Important gaps in knowledge are as follows:

• There seems to be a clear relationship between UGT1A1 genotype and severe neutropenia (and some evidence of a relationship with severe diarrhea), but there is no direct or indirect (chain of evidence) evidence to support the clinical utility of modifying an initial and/or subsequent dose of irinotecan in patients with metastatic CRC as a way to change the rate of adverse drug events (e.g., severe neutropenia).

• Even if adverse drug-related events were reduced, this risk reduction may come at the expense of a reduction in tumor responsiveness in *28 homozygotes, leading to an overall net harm.

• The data on the clinical validity of tests for UGT1A1 variants other than *28 are limited.

• The analytic validity of UGT1A1 testing in clinical practice is unknown. Laboratories offering such testing may include variants in addition to *28 for which little evidence is available.

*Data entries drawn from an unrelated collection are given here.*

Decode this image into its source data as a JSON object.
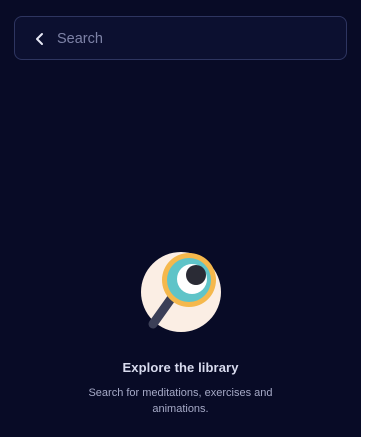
{
  "search": {
    "placeholder": "Search",
    "value": ""
  },
  "icons": {
    "back": "chevron-left-icon",
    "illustration": "magnifying-glass-icon"
  },
  "empty_state": {
    "title": "Explore the library",
    "subtitle": "Search for meditations, exercises and animations."
  },
  "colors": {
    "background": "#080b26",
    "search_border": "#2e3560",
    "circle_bg": "#fbeee4",
    "lens_rim": "#f5b84c",
    "lens_inner": "#5fc4c8",
    "handle": "#3b3f57"
  }
}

• Pre- and postanalytic errors in UGT1A1 testing have not been reported, but the rate of such errors is likely to be similar to that reported for other genetic tests done in high-complexity laboratories.^41,42 A new external proficiency testing program jointly offered by the American College of Medical Genetics and the College of American Pathologists is likely to provide important evidence about the analytic validity of UGT1A1 testing in clinical settings.

• There are limited data on UGT1A1 variants in Hispanic and African American populations.

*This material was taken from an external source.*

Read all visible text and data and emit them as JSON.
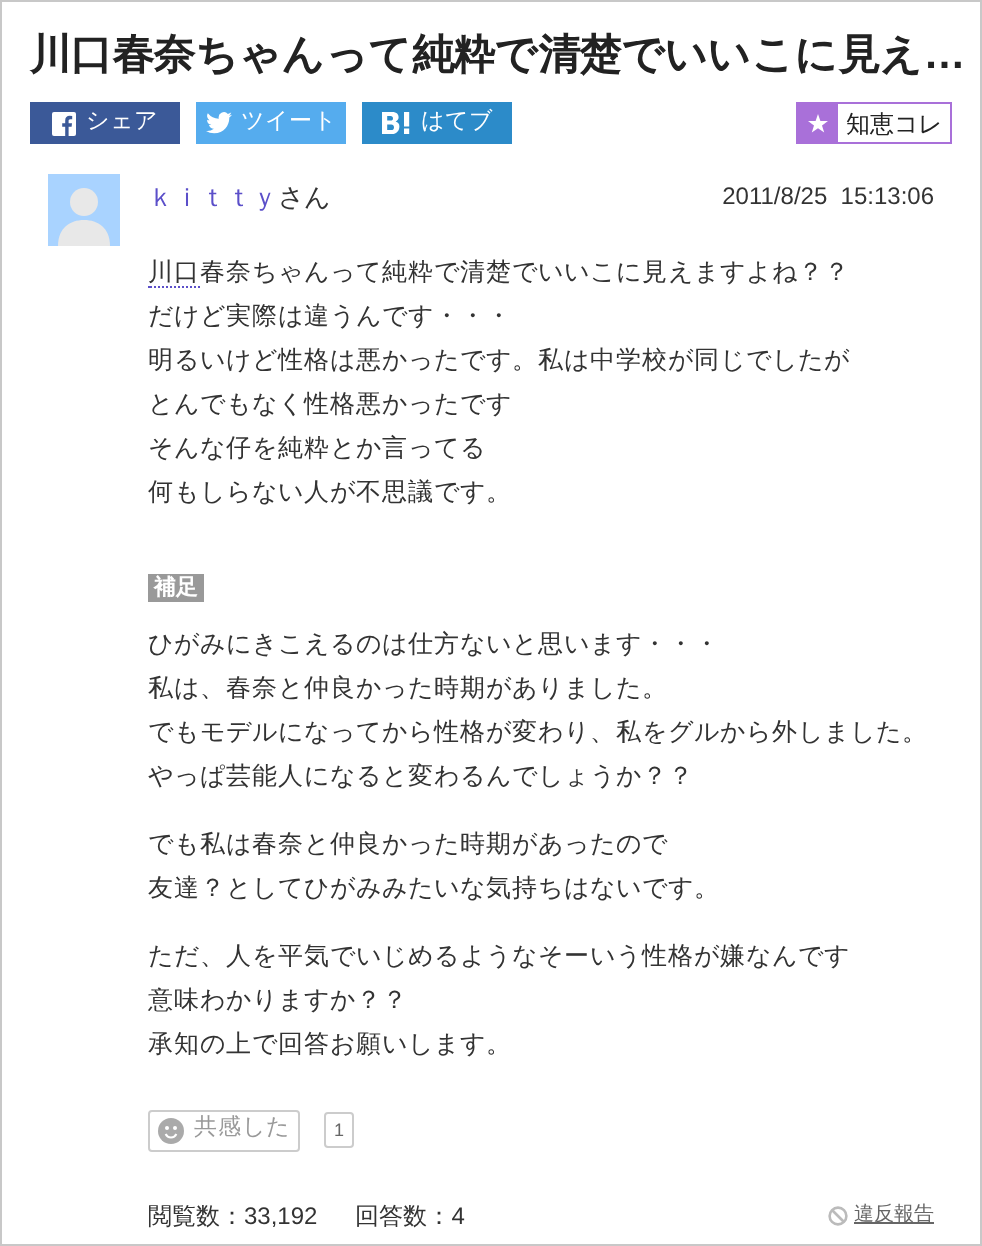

• If UGT1A1 testing were recommended for routine use in clinical practice, additional studies would be needed to understand the potential effects of alleles that are rare in whites but more common in other racial/ethnic groups (e.g., *6 in Asians), and testing panels would need to include all variants of clinical significance in the population to be tested.

Research agenda

Analysis of data from the American College of Medical Genetics and College of American Pathologists proficiency testing program will provide needed information about the analytic validity of UGT1A1 tests offered for clinical use. However, additional studies concerning the clinical validity of tests for the less common UGT1A1 variants are needed. Given the rarity of these genotypes, these studies will need to include large numbers of subjects receiving treatment. This is feasible, however, because metastatic CRC is relatively common, as is chemotherapy with irinotecan. The most appropriate way to collect the evidence needed to document whether, or how, to modify irinotecan dosage for patients with particular UGT1A1 genotypes is to mount prospective studies (preferably including randomized trials) comparing outcomes among patients who receive targeted doses of irinotecan versus outcomes among those who receive doses currently recommended for all CRC patients. Such a study should be considered ethical, as it is not known whether the supposed benefits outweigh the possible harms. There are sufficient numbers of subjects for recruitment to be completed in a relatively short period of time.